On the 23rd of November 1963, the BBC introduced the world to one of its most popular series. Since then, 'Doctor Who' has continued to capture the imaginations of fans around the world. With ever-changing characters and a litany of villains, the show sometimes confuses newcomers, but 'Doctor Who' is easy to understand with the right background information.
The Basics of 'Doctor Who'
'Doctor Who' is a BBC TV show about a humanoid alien who travels through time and refers to himself as 'The Doctor'. As a member of the Time Lord race from a planet named Gallifrey, The Doctor should not interfere with the universe's natural events, but he frequently chooses to ignore this rule.
The Tardis is central to all the show's storylines. As the vessel The Doctor uses for time travel, the Tardis is larger on the inside than the outside and does not always operate as it should. As an old and temperamental form of travel, it sometimes lands him in trouble. On the inside, a control circuit directs its movement through space and time. Although the outside should morph to blend in with its surroundings, the Tardis is permanently stuck in the format of a 1960s English telephone box. That means any life-size Tardis resembles The Doctor's vessel.

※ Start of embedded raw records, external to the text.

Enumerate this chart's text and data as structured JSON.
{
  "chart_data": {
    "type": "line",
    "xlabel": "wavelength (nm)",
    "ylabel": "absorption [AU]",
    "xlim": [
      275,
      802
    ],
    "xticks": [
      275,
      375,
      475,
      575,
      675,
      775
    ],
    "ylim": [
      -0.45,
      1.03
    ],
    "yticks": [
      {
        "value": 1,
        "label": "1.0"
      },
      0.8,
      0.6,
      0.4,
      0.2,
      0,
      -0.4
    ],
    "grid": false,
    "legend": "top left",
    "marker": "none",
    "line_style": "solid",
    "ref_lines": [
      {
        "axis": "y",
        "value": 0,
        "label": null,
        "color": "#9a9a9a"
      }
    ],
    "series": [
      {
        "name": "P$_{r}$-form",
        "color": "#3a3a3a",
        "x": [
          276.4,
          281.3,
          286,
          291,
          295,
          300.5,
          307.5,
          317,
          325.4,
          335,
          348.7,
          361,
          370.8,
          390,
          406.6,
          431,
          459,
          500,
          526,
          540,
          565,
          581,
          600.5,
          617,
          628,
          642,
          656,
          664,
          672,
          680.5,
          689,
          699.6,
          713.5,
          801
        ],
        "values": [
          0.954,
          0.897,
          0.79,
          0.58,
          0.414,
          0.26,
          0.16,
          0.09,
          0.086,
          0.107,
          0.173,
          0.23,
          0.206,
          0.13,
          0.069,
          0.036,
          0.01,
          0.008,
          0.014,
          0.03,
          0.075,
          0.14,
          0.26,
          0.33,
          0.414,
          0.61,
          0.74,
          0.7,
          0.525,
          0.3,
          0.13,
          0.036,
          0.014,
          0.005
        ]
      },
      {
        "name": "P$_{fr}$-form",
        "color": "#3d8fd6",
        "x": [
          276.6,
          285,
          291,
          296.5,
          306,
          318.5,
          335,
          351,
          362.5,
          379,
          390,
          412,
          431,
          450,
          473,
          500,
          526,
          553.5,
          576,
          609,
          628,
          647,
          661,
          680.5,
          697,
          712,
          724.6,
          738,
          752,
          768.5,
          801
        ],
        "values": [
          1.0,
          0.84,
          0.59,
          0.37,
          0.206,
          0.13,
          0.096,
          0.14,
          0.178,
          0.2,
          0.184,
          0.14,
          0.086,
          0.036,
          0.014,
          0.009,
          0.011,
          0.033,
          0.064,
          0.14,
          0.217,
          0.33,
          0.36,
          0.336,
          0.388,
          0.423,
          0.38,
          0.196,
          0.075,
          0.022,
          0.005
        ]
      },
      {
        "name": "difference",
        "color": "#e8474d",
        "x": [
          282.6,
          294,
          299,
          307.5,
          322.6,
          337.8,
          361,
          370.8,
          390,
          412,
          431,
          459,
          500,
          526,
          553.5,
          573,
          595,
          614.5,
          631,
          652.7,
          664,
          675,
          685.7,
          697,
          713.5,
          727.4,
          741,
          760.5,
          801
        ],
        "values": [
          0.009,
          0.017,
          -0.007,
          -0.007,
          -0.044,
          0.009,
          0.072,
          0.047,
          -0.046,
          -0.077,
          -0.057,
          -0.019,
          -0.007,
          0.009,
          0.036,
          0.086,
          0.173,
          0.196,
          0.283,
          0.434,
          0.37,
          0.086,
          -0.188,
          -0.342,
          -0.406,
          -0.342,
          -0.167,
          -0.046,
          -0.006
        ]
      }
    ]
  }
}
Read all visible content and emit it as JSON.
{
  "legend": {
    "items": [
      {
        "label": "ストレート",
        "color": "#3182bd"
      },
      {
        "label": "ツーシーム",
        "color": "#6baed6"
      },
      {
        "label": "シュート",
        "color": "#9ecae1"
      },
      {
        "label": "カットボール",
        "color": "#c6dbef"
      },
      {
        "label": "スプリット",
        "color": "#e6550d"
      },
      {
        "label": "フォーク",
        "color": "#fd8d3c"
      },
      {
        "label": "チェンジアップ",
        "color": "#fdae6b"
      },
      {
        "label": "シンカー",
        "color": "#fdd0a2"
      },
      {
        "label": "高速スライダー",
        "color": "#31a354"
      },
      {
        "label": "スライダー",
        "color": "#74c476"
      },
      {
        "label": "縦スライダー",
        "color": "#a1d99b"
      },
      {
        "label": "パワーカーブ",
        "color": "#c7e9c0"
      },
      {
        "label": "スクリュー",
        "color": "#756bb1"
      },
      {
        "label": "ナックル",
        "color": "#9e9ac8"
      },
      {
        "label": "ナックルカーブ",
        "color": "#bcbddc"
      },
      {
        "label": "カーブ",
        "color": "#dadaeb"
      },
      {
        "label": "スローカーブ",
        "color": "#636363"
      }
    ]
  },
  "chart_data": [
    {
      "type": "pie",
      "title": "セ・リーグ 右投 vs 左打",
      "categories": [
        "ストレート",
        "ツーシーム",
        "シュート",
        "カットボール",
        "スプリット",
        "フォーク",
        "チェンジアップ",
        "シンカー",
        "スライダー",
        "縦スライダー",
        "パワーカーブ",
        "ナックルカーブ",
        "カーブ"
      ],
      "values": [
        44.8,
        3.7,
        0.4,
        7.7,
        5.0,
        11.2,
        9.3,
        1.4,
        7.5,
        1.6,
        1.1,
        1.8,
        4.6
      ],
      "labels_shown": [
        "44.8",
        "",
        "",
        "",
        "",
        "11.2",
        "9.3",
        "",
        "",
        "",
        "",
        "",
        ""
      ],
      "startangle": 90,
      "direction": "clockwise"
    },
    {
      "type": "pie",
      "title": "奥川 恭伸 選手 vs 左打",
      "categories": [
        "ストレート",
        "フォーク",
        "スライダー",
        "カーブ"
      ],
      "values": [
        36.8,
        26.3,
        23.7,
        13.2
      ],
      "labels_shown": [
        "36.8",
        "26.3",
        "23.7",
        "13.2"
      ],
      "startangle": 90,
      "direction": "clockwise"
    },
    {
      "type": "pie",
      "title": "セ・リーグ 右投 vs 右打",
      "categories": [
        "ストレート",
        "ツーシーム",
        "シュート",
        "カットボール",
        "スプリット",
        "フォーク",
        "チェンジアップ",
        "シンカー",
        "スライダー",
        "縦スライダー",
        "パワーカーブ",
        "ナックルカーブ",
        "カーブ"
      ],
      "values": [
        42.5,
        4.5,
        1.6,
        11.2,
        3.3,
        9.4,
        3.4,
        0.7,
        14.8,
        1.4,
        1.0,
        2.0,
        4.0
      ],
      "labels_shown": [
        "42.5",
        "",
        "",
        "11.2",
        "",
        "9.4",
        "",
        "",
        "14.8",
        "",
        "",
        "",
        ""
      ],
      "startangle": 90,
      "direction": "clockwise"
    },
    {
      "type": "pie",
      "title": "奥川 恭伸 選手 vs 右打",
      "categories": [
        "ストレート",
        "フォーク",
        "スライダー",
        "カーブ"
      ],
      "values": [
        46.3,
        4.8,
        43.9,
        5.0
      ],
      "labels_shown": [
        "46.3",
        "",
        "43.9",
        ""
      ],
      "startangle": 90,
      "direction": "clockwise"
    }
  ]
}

Ever-Changing Cast of Actors
Since 1963, 'Doctor Who' has created 12 official Doctors, with a handful of others appearing in spin-off series. Each Doctor acts as a continuum of the last, rather than a change in characters. The change occurs when the Time Lord in question suffers a mortal wound or reaches a certain age. During episodes, The Doctor sometimes refers to previous versions of himself. For fans, the changes make Doctor Who character building kits particularly fun and interesting.
'Doctor Who' Villains
Aside from his assistant and other 'good' characters, The Doctor faces villains during each episode. Classically associated with the show, the Daleks famously shout 'Exterminate! Exterminate!'. Fans who buy 'Doctor Who' DVDs enjoy a diverse range of villains, many of whom do not appear more than once.
Format of 'Doctor Who' Episodes
The format of each episode depends on the era. When watching the Complete 'Doctor Who' DVD collection, older episodes feature cliffhanger endings that all run into each other. In contrast, newer episodes like those from the David Tennant 'Doctor Who' DVDs feature two-part stories that run in 45-minute blocks.